St. Mary Majak’s is a creative and performance art space that embodies the unique and mysterious nature of New Orleans. It stands tall and colorful like all the other surrounding homes, but once inside, the space comes alive and you know that you are not in any ordinary house. The night I went to see Thieves Playing Pool, I didn’t expect that Timothy Adams, playwright, could have predicted the political environment that has been consuming our daily lives. Nor did he know how the play would serve as a type of therapy and escape for all those involved–from cast members to audience. For at least one hour, Adams helped me forget the world outside.
As I waited for the play to begin, I grabbed a drink from Josh Stover, who doubles as bartender. Intrigued by the theater seats, I inquired about their origins. Turns out, they were salvaged out of the historic downtown 19th-century ceremonial temple that housed the New Orleans’ Freemasons for approximately 162 years. Known as one of the most secretive societies, I thought of the cloak-and-dagger threads woven together, and the space took on a whole new meaning to me.
The stage for Thieves had minimal furniture and props. A pool table/bar shaped like a check stood in the middle of the room with a stain glass light fixture hanging luminously above. A small table with two chairs were off to the side. The lights dimmed, and the sound of crickets filled the room, literally. Not knowing what the play was about–besides the obvious title–I did have the privilege of talking with the writer, Timothy Adams, before the play began. He described his inspiration as that coming from his favorite director, David Lynch. He originally wrote Thieves Playing Pool as a short film script but quickly saw the beauty of his words on the live stage.
Adams explains, “I think it really works as a play because of that Samuel Beckett feeling. The characters have an awareness of being on stage but they also have an awareness of being characters in a world, and those two awarenesses work against each other to create confusion and chaos. That’s my favorite thing to write about is the interaction between structure and chaos. And live theater is so fun to do that in, particularly because you can structure it as much as you want and something could always happen live that changes it. The way I write gives a lot of room for actors to make it their own.”

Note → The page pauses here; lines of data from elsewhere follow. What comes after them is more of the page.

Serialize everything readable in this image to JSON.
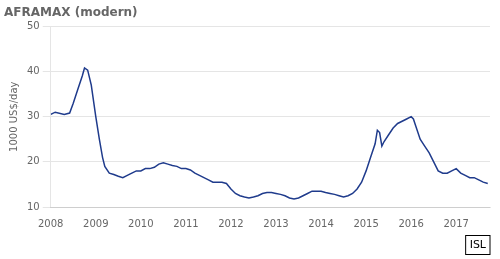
{
  "chart_data": {
    "type": "line",
    "title": "AFRAMAX (modern)",
    "ylabel": "1000 US$/day",
    "annotation": "ISL",
    "color": "#1f3b8c",
    "grid": "y",
    "xlim": [
      2008.0,
      2017.75
    ],
    "ylim": [
      10,
      50
    ],
    "xticks": [
      2008,
      2009,
      2010,
      2011,
      2012,
      2013,
      2014,
      2015,
      2016,
      2017
    ],
    "yticks": [
      10,
      20,
      30,
      40,
      50
    ],
    "x": [
      2008.0,
      2008.1,
      2008.3,
      2008.42,
      2008.5,
      2008.6,
      2008.7,
      2008.75,
      2008.82,
      2008.9,
      2009.0,
      2009.08,
      2009.15,
      2009.2,
      2009.3,
      2009.4,
      2009.5,
      2009.6,
      2009.7,
      2009.8,
      2009.9,
      2010.0,
      2010.1,
      2010.2,
      2010.3,
      2010.4,
      2010.5,
      2010.6,
      2010.7,
      2010.8,
      2010.9,
      2011.0,
      2011.1,
      2011.2,
      2011.3,
      2011.4,
      2011.5,
      2011.6,
      2011.7,
      2011.8,
      2011.9,
      2012.0,
      2012.1,
      2012.2,
      2012.3,
      2012.4,
      2012.5,
      2012.6,
      2012.7,
      2012.8,
      2012.9,
      2013.0,
      2013.1,
      2013.2,
      2013.3,
      2013.4,
      2013.5,
      2013.6,
      2013.7,
      2013.8,
      2013.9,
      2014.0,
      2014.1,
      2014.2,
      2014.3,
      2014.4,
      2014.5,
      2014.6,
      2014.7,
      2014.8,
      2014.9,
      2015.0,
      2015.1,
      2015.2,
      2015.25,
      2015.3,
      2015.35,
      2015.4,
      2015.5,
      2015.6,
      2015.7,
      2015.8,
      2015.9,
      2016.0,
      2016.05,
      2016.1,
      2016.2,
      2016.3,
      2016.4,
      2016.5,
      2016.6,
      2016.7,
      2016.8,
      2016.9,
      2017.0,
      2017.1,
      2017.2,
      2017.3,
      2017.4,
      2017.5,
      2017.6,
      2017.7
    ],
    "values": [
      30.5,
      31.0,
      30.5,
      30.8,
      33.0,
      36.0,
      39.0,
      40.8,
      40.3,
      37.0,
      30.0,
      25.0,
      21.0,
      19.0,
      17.5,
      17.2,
      16.8,
      16.5,
      17.0,
      17.5,
      18.0,
      18.0,
      18.5,
      18.5,
      18.8,
      19.5,
      19.8,
      19.5,
      19.2,
      19.0,
      18.5,
      18.5,
      18.2,
      17.5,
      17.0,
      16.5,
      16.0,
      15.5,
      15.5,
      15.5,
      15.2,
      14.0,
      13.0,
      12.5,
      12.2,
      12.0,
      12.2,
      12.5,
      13.0,
      13.2,
      13.2,
      13.0,
      12.8,
      12.5,
      12.0,
      11.8,
      12.0,
      12.5,
      13.0,
      13.5,
      13.5,
      13.5,
      13.2,
      13.0,
      12.8,
      12.5,
      12.2,
      12.5,
      13.0,
      14.0,
      15.5,
      18.0,
      21.0,
      24.0,
      27.0,
      26.5,
      23.5,
      24.5,
      26.0,
      27.5,
      28.5,
      29.0,
      29.5,
      30.0,
      29.5,
      28.0,
      25.0,
      23.5,
      22.0,
      20.0,
      18.0,
      17.5,
      17.5,
      18.0,
      18.5,
      17.5,
      17.0,
      16.5,
      16.5,
      16.0,
      15.5,
      15.2
    ]
  }
}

As Brooke Volkert, an actor who plays Tom in Thieves says,“This was the hardest script to memorize, act, and do justice.”

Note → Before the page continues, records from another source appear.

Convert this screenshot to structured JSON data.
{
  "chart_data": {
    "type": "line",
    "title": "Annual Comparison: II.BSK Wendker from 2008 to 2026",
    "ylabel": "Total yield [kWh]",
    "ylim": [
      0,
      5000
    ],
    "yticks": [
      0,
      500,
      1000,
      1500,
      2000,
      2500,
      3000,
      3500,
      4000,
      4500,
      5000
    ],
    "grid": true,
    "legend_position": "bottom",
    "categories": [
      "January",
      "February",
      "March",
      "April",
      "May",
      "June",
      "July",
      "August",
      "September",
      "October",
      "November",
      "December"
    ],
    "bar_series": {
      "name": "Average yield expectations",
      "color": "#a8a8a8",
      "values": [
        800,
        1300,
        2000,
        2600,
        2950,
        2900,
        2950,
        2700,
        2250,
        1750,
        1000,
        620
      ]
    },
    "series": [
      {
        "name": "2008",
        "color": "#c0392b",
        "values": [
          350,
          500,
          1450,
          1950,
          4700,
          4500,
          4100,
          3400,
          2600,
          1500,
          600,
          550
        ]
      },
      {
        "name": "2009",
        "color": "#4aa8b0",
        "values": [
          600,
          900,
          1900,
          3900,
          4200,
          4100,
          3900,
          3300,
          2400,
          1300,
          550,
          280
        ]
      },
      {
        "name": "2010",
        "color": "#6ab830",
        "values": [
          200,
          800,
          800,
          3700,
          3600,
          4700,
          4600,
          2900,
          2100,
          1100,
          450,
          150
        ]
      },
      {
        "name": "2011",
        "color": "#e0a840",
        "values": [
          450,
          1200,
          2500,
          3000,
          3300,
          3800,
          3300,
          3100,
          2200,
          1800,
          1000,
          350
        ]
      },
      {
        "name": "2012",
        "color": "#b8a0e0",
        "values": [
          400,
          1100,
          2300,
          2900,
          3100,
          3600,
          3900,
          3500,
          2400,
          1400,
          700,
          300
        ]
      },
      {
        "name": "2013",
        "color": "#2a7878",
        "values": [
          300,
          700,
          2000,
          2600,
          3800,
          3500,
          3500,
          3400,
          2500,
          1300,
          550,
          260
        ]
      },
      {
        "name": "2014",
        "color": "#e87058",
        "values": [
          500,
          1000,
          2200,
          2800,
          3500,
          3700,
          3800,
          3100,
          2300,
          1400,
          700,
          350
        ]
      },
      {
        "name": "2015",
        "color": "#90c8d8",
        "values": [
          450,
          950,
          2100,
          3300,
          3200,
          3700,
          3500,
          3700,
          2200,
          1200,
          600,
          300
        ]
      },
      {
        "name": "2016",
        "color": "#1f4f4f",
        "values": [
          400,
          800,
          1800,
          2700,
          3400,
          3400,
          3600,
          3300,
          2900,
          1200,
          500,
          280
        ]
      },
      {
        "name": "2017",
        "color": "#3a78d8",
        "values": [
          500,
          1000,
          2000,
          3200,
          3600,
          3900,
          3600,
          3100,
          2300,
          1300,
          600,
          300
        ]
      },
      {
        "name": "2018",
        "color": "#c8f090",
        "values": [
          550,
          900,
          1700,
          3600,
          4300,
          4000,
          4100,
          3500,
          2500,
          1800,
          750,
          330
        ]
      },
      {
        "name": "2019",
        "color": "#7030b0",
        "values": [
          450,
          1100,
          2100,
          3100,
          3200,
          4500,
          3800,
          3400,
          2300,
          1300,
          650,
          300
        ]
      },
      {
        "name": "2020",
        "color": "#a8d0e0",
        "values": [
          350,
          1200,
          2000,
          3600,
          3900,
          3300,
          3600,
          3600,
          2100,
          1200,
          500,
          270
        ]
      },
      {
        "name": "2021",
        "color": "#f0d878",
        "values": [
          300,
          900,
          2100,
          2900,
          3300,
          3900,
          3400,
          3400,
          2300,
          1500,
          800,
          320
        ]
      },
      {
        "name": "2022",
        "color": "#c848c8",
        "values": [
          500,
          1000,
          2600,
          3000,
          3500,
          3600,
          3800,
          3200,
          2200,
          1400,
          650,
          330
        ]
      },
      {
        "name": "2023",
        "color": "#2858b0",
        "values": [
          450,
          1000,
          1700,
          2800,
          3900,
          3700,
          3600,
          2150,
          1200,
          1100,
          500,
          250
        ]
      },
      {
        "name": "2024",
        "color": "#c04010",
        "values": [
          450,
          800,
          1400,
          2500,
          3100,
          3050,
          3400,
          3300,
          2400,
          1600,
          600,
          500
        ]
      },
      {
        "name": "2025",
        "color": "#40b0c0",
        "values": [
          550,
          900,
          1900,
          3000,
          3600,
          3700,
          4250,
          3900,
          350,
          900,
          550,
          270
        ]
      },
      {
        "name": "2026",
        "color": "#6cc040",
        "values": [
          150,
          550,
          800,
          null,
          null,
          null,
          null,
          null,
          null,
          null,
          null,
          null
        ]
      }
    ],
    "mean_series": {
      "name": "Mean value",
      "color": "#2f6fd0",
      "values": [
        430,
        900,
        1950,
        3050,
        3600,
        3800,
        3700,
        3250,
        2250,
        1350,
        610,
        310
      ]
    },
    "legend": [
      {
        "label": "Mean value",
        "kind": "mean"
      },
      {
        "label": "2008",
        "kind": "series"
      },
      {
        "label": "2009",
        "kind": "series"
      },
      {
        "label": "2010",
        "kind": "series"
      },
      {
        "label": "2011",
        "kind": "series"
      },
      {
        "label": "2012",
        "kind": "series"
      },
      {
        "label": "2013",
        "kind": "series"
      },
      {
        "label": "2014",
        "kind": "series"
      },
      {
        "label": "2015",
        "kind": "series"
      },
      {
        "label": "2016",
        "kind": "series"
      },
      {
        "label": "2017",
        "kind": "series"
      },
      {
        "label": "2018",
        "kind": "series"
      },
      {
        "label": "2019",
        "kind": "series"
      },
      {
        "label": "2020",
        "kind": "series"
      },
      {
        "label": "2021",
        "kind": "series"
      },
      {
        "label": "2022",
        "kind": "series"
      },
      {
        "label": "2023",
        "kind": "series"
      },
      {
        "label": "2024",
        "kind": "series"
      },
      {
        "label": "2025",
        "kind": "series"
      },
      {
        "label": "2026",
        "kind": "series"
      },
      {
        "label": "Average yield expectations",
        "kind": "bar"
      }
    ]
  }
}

The audience can immediately see why those words ring true within moments of the opening monolog by Josh Woo. Adams writing has a Seussian intelligence to the simple words that he strings together to create a matrix of contemplated thoughts. At one point in the play a single word is spoken which stood out and sums up the plot—convoluted.
Josh Woo, Brooke Volkert, Guillermo Valle, and Fouad Zeton bring Adams’ vision to life. They seamlessly deliver the lines as if I was sitting in a corner dive bar observing a bunch of loveable weirdos. They played off each other naturally and even their voices complimented their characters. From director, Chris Givens, to costume designer, Maria Sandhammer, Adams explains that he allowed the script to be interpreted by everyone who contributed to the production. This gave the play an authentic, polished feel.
Thieves Playing Pool left the audience with a lot to contemplate. I’ll leave you with a few lines from the play that I’ve mashed together to give you a preview. “What are you saying?” “I’m saying a lot of things.” “What is there to say then?” “Nothing.”
If you’ve missed opening weekend, that’s ok. You can catch Thieves Playing Pool this weekend and the following weekend at St. Mary Majak’s (918 St. Mary Street) Friday, February 10; Sunday, February 12; Friday, February 17; and Sunday, February 19. All shows start at 8:00 p.m. with doors opening at 7:15 p.m.